Hyperparameters for the final model
Learning Rate 0.01
Number of hidden nodes 10
Initial weight size 0.1
Final Value of Intial Weight Size = 0.21
Training no Epoch No Percentage(%)
1 7,900 100
2 4,900 100
3 8,000 100
4 20,000 98.97
5 4,100 100
6 20,000 95.88
7 8,700 100
8 9,000 100
9 9,300 100
10 20,000 97.42

SUB-PART 5 AND 6

OBJECTIVE

  • Implement a Pytorch Module called ShortNet which again operates on the raw input (x,y) without converting to polar coordinates.

  • This network should again consist of two hidden layers (with tanh activation) plus the output layer (with sigmoid activation), but this time should include short-cut connections between every pair of layers (input, hid1, hid2 and output). Run the code by typing python3 spiral_main.py --net short

  • In your code the number of neurons in both hidden layers should be determined by the parameter num_hid.

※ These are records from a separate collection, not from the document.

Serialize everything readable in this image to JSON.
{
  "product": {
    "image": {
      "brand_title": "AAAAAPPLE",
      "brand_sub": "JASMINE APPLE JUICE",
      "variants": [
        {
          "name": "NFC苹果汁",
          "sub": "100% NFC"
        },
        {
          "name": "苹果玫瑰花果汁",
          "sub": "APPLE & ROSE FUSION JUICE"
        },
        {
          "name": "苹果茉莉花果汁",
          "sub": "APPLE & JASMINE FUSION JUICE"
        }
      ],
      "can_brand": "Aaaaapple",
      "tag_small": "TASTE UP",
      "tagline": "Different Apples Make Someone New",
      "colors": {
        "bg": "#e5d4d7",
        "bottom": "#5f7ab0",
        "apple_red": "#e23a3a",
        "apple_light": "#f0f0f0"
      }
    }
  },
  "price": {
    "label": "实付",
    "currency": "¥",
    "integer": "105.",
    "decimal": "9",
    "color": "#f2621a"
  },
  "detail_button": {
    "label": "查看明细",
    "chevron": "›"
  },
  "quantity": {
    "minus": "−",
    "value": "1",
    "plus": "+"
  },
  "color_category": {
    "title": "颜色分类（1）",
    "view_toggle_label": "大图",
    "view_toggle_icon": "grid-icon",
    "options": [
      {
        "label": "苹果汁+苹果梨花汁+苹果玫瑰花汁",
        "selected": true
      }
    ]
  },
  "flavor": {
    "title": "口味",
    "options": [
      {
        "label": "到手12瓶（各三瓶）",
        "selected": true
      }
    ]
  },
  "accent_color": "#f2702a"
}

  • You should experiment to find a good value for the initial weight size, and try to find the mininum number of hidden nodes per layer so that this ShortNet learns to correctly classify all of the training data within 20000 epochs, on almost all runs.

IMPLEMENTATION

  • Please refer to RawNet class in spiral.py for implementation of this part.
  • Technology Used: Python and PyTorch.

OUTPUT

Alt text

Hyperparameters for the final model
Learning Rate 0.01
Number of hidden nodes 10
Initial weight size 0.1
Final Value of Intial Weight Size = 0.21
Training no Epoch No Percentage(%)
1 7,900 100
2 4,900 100
3 8,000 100
4 20,000 98.97
5 4,100 100
6 20,000 95.88
7 8,700 100
8 9,000 100
9 9,300 100
10 20,000 97.42

SUB-PART 7

OBJECTIVE

  • Implement a method called graph_hidden(net, layer, node) which plots the activation (after applying the tanh function) of the hidden node with the specified number (node) in the specified layer (1 or 2).

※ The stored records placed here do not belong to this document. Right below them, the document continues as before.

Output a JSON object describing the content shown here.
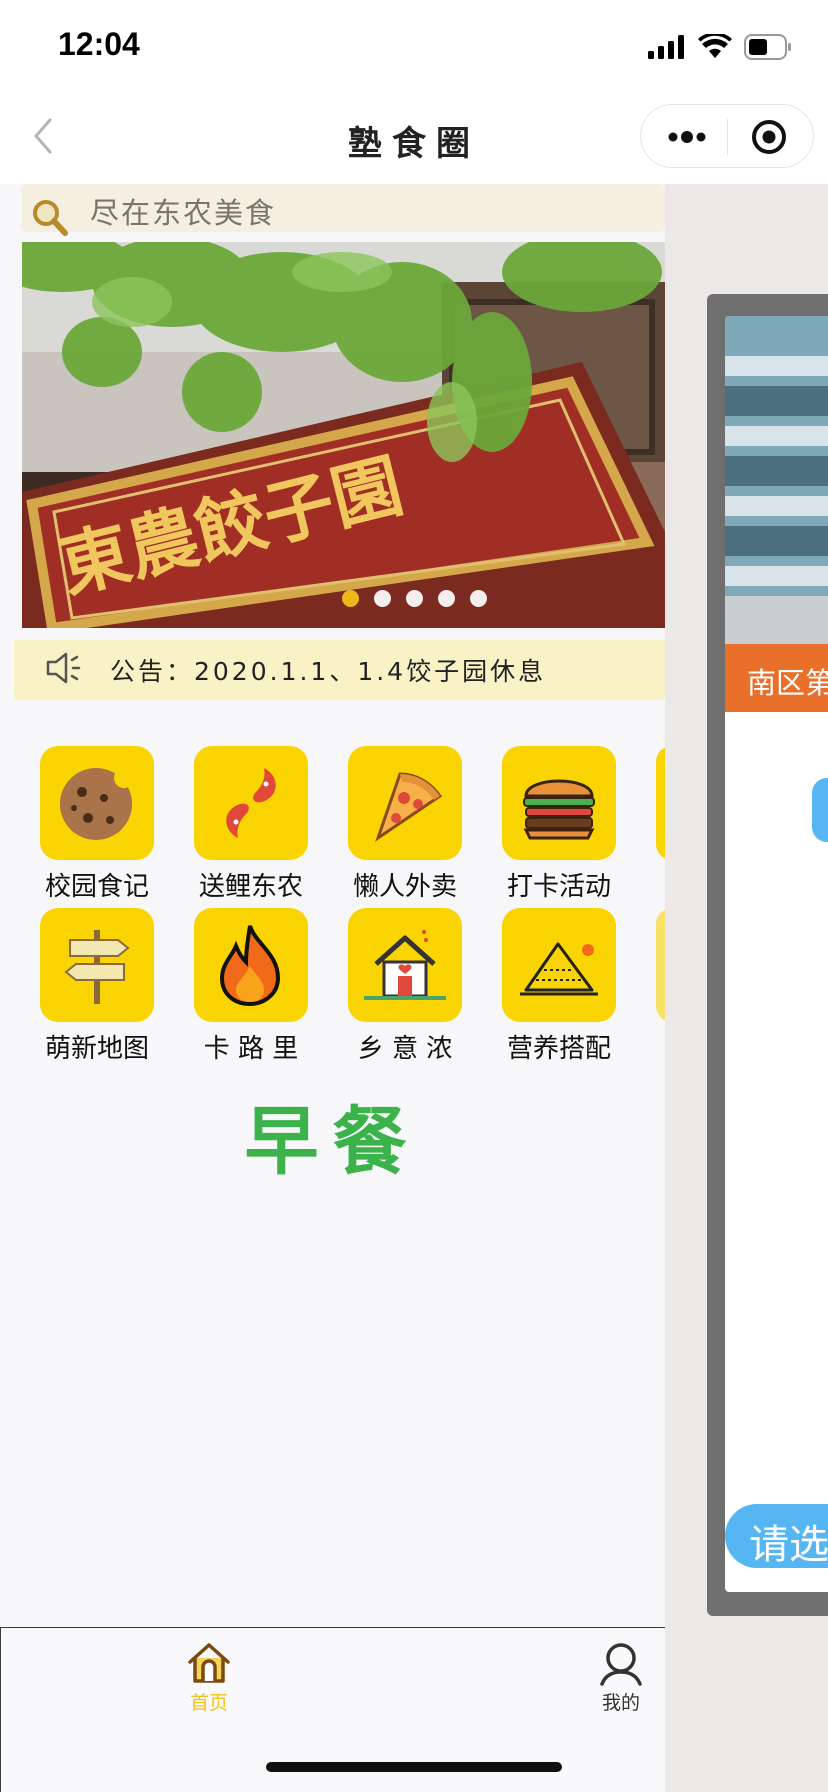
{
  "status_bar": {
    "time": "12:04"
  },
  "nav": {
    "title": "塾食圈"
  },
  "search": {
    "placeholder": "尽在东农美食"
  },
  "banner": {
    "sign_text": "東農餃子園",
    "slide_count": 5,
    "active_slide": 1
  },
  "notice": {
    "text": "公告：2020.1.1、1.4饺子园休息"
  },
  "grid": {
    "items": [
      {
        "label": "校园食记",
        "icon": "cookie-icon"
      },
      {
        "label": "送鲤东农",
        "icon": "koi-fish-icon"
      },
      {
        "label": "懒人外卖",
        "icon": "pizza-icon"
      },
      {
        "label": "打卡活动",
        "icon": "burger-icon"
      },
      {
        "label": "萌新地图",
        "icon": "signpost-icon"
      },
      {
        "label": "卡 路 里",
        "icon": "flame-icon"
      },
      {
        "label": "乡 意 浓",
        "icon": "house-icon"
      },
      {
        "label": "营养搭配",
        "icon": "pyramid-icon"
      }
    ]
  },
  "section": {
    "title": "早餐"
  },
  "tabbar": {
    "home_label": "首页",
    "mine_label": "我的"
  },
  "right_panel": {
    "header_text": "南区第",
    "button_text": "请选"
  },
  "colors": {
    "accent_yellow": "#f9d401",
    "section_green": "#3bb34a",
    "notice_bg": "#f8f2c6",
    "preview_orange": "#e8702a",
    "preview_blue": "#56b6f4"
  }
}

  • (Note: if net is of type PolarNet, graph_output() only needs to behave correctly when layer is 1).

  • Use this code to generate plots of all the hidden nodes in PolarNet, and all the hidden nodes in both layers of RawNet and ShortNet, and include them in your report.

IMPLEMENTATION

  • Please refer to graph_hidden method in spiral.py for implementation of this part.
  • Technology Used: Python and PyTorch.

OUTPUT

  • Please refer to the outputs folder for a specific neural net.